Project Title: Establishing Baselines for Symbiotic Interactions in Marine Sponges Across Naturally Occurring and Anthropogenic Gradients
Advisors: Valerie Paul, Rachel Collin, Co-Advisor: Nancy Knowlton
In the marine environment, symbiotic interactions are exemplified by the mutualisms between benthic invertebrates and microbial and algal symbionts that allow these organisms to survive and compete for space in nutrient-poor waters. Although these symbioses are crucial for the maintenance of functional diversity in productive and diverse reef systems, our understanding of these interactions and factors structuring them or leading to their disruption is largely restricted to reef-building corals.

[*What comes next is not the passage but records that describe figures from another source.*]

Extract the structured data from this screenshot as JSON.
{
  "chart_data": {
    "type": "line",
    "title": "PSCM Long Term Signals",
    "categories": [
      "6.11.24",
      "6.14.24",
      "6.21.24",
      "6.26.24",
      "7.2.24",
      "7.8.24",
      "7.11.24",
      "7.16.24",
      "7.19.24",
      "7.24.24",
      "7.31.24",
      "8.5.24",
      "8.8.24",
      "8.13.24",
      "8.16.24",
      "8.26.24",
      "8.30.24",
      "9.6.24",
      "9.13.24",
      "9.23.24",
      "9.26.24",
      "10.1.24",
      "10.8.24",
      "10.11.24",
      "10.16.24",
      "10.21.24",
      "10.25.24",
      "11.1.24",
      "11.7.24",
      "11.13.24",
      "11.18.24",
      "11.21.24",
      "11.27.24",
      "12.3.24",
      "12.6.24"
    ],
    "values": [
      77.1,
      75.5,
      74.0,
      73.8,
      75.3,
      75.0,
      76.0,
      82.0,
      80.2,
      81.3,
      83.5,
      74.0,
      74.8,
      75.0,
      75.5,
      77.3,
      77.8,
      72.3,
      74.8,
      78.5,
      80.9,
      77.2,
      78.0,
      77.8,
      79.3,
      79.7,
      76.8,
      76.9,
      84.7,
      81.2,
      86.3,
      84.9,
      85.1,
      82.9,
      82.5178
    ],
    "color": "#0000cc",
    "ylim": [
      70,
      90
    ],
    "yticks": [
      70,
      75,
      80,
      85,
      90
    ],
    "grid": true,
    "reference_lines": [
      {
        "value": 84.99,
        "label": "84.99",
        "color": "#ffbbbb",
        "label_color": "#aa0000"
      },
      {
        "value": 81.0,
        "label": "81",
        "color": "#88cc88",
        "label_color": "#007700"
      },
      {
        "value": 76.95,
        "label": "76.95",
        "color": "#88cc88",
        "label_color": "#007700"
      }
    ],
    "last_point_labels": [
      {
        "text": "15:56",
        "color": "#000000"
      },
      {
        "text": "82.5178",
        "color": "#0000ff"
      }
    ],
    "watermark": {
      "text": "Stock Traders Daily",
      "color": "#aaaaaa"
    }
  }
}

By forming an ancient symbiosis with diverse and productive microbial communities, marine sponges represent a significant portion of the biomass on reef, seagrass, and hardbottom habitats throughout the world. Moreover, their nutritional diversity and flexibility makes them crucial to biogeochemical cycles and productivity in these distinct systems. However, as disease outbreaks and bleaching events increasingly lead to mass mortality of sponges, it becomes clear that there is a substantial gap in our knowledge of how sponges interact with their environment and how these interactions vary across large geographic regions and local habitats.
This proposal aims to 1) provide an initial evaluation of how these interactions vary across naturally occurring and anthropogenic gradients and 2) conduct experiments to assess whether land-based anthropogenic inputs impact holobiont productivity and the efficiency of nutrient assimilation and transfer to the host.